My
research interests lie in the intersection of population ecology,
mathematical modeling, and statistics. General topics are listed below.
Statistical methods for fitting population models to noisy time-series data
Population
dynamics data typically involve inaccurate estimates of the state of a
system undergoing stochastic dynamics. Incorporating both
measurement (or observation, or sampling) error and process noise (environmental
and/or demographic stochasticity) as well as uncertainty in model
structure has been a major challenge for
statistical methodology. I am interested in methods that fall
under the nearly synonymous labels of state-space models, hierarchical
models, mixed models, or hidden process models.

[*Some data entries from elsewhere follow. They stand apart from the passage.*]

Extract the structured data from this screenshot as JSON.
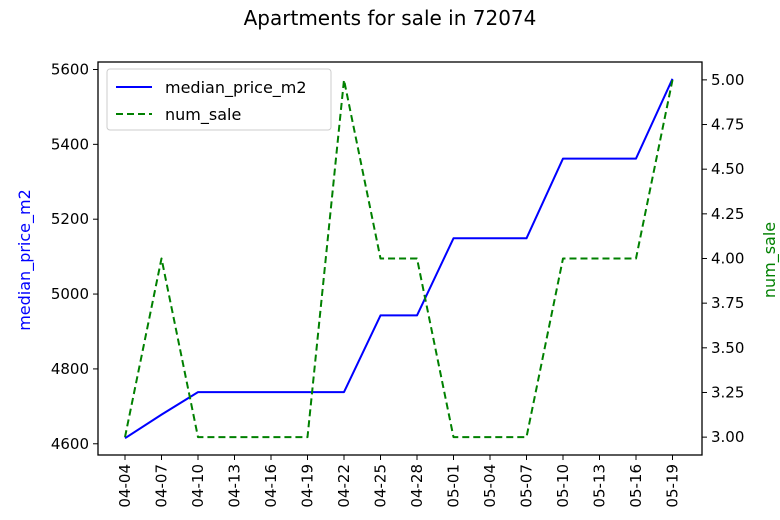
{
  "chart_data": {
    "type": "line",
    "title": "Apartments for sale in 72074",
    "x": [
      "04-04",
      "04-07",
      "04-10",
      "04-13",
      "04-16",
      "04-19",
      "04-22",
      "04-25",
      "04-28",
      "05-01",
      "05-04",
      "05-07",
      "05-10",
      "05-13",
      "05-16",
      "05-19"
    ],
    "series": [
      {
        "name": "median_price_m2",
        "axis": "left",
        "style": "solid",
        "color": "#0000ff",
        "values": [
          4615,
          4678,
          4738,
          4738,
          4738,
          4738,
          4738,
          4943,
          4943,
          5149,
          5149,
          5149,
          5362,
          5362,
          5362,
          5575
        ]
      },
      {
        "name": "num_sale",
        "axis": "right",
        "style": "dashed",
        "color": "#008000",
        "values": [
          3,
          4,
          3,
          3,
          3,
          3,
          5,
          4,
          4,
          3,
          3,
          3,
          4,
          4,
          4,
          5
        ]
      }
    ],
    "ylabel_left": "median_price_m2",
    "ylabel_right": "num_sale",
    "ylim_left": [
      4570,
      5620
    ],
    "yticks_left": [
      "4600",
      "4800",
      "5000",
      "5200",
      "5400",
      "5600"
    ],
    "ylim_right": [
      2.9,
      5.1
    ],
    "yticks_right": [
      "3.00",
      "3.25",
      "3.50",
      "3.75",
      "4.00",
      "4.25",
      "4.50",
      "4.75",
      "5.00"
    ],
    "xlabel": "",
    "legend_position": "upper-left",
    "grid": false,
    "left_label_color": "#0000ff",
    "right_label_color": "#008000"
  }
}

Applications of population model-fitting
I
am interested in putting new model-fitting methods to work on real
problems and in seeing those problems inspire new methods. I have
worked on fisheries and insect population dynamics. Fisheries are
particularly interesting because they represent the most common setting
where population models and statistics play a perennial role in
prediction and management. Insect population dynamics are
particularly interesting because they have important applications
in agriculture and are often amenable to independent experimental
testing.
Theoretical population dynamics
Drawing
conclusions about population dynamics by fitting biologically sensible
models to data is closely linked to understanding
theoretical dynamics of the models themselves. I am
interested in age- and stage-structured models with realistic
organismal development, species interactions, space, and stochasticity.Computational Statistics
Methods for likelihood (and related)
calculations with state-space or other hierarchical
models require numerical implementation or approximation for all but
the simplest cases. I am interested in quadrature and Monte Carlo
methods in general, including Markov chain Monte Carlo and sequential
Monte Carlo. I am also interested in the "normalizing constant"
problem. For both Bayesian
and maximum likelihood estimation of hierarchical models, an
important problem is to calculate model comparison statistics such as
Bayes Factors and normalized likelihoods. These are
mathematically related problems of estimating normalizing constants,
which are not easily available from MCMC output, for example.
Therefore additional computational steps are needed to estimate
these quantities.
Life history evolution
Natural
selection on the schedule of development, dispersal, reproduction and
mortality is intertwined with the population dynamics generated by such
demographic traits. I am interested in theoretical models that
connect evolution and population dynamics, for example to understand
the interactions between evolution of conspecific brood
parasitism and population dynamics. Here
is an errata
for typographical errors introduced in the publication process of de
Valpine (2000, PRSL-B), in which I used adaptive dynamics theory to
derive a general function of life history traits, incorporating
stage-specific density-dependence, that should be maximized by
natural selection.
Machine learning, pattern recognition, and bioinformatics
I am interested in the problem of prospective power analysis of studies
designed to discover diagnostic patterns from high-dimensional data,
such as from genomics or proteomics studies, with low sample sizes.